Variety‘s Kris Tapley is proclaiming that Joel and Ethan Coen‘s The Ballad of Buster Scruggs is no longer a six-part Netflix anthology series but a feature film using an anthology structure? Am I reading this right?

So a few months ago the Coens said to Netflix, “Sorry, guys, but that western anthology series we sold you on, that six-segment concept that might’ve run somewhere between three and six hours…sorry but we prefer the idea of a feature film with a six-chapter structure.”

In other words the Coens wrote six segments that would have minimally run a half-hour (or possibly 45 minutes or an hour) each, and then decided to trim each segment down to, what, 20-minute vignettes for a grand narrative total of 120 minutes plus main titles and end credits? And now they’re debuting the feature at the Venice Film Festival with Tapley and others hailing a new potential Best Picture contender?

10:10 pm update: “Actually, it was always a feature script,” a friend informs. “Then they had the idea to cut it up into a six-part series. One assumes that, in the end, this proved easier said than done.”

I don’t know if this is how Tim Blake Nelson will appear in Joel and Ethan Coen’s The Ballad of Buster Scruggs, but he definitely looks, uhm, ornery and scraggly.

Way back in the summer of ’17, when this here thang was a Netlix anthology series, the six segments were described as follows:

(1) “The Ballad of Buster Scruggs” — The story of a singing cowboy named Buster Scruggs (Tim Blake Nelson);

(2) “Near Algodones” — A high-plains drifter whose own fecklessness dogs his attempts at bank robbery and cattle driving, costarring James Franco, Ralph Ineson and Stephen Root;

(3) “Meal Ticket” — The story of an actor and impresario of a traveling show;

(4) “All Gold Canyon”– A prospector (possibly Tom Waits) happily finds a gold seam but then unhappily finds an evil encroacher;

(5) “The Gal Who Got Rattld” — The story of two trail bosses on the Oregon Trail and a woman on the wagon train who needs the help of one of them and who might be a marriage prospect for the other, w/ Zoe Kazan and Jackamoe Buzzell; and

(6) “The Mortal Remains” — Five very different passengers find themselves on a stagecoach to a mysterious destination w/ Tyne Daly, Saul Rubinek.
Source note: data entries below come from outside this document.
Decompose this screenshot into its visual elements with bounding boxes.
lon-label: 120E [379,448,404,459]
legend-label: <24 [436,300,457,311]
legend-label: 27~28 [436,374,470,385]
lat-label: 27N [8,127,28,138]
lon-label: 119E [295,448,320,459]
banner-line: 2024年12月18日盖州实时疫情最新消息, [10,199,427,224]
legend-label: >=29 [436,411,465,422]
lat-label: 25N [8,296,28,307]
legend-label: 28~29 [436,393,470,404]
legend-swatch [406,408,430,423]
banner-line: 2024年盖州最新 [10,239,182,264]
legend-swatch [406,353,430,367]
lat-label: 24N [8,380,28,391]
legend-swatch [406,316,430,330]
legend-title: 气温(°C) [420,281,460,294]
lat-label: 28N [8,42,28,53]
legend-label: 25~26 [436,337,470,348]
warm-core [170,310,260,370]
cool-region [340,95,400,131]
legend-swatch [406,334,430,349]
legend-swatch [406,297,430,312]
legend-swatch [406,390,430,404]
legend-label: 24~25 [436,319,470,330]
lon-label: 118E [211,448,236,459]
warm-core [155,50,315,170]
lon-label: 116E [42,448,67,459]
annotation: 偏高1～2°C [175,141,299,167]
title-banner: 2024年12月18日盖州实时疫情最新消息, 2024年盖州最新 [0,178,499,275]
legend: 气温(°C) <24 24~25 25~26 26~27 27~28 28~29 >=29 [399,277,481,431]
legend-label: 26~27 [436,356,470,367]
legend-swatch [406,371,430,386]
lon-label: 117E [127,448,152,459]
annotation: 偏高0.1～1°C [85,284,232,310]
Liam Neeson and Brendan Gleeson are also listed as costars.

Here’s the thang: With the exception of Franco and Neeson, none of the Buster Scruggs cast members are leads — they could all be compassionately described as off-center, eccentric, funny-looking character types. So right off the top the film is charisma-challenged. No Josh Brolin, no Javier Bardem, no Frances McDormand, no Tommy Lee Jones, no George Clooney, no Jeff Bridges, no Hailee Steinfeld.

Official Coen statement: “We’ve always loved anthology movies, especially those films made in Italy in the ’60s” — i.e., RoGoPaG — “which set side-by-side the work of different directors on a common theme. Having written an anthology of Western stories we attempted to do the same, hoping to enlist the best directors working today. It was our great fortune that they both agreed to participate.”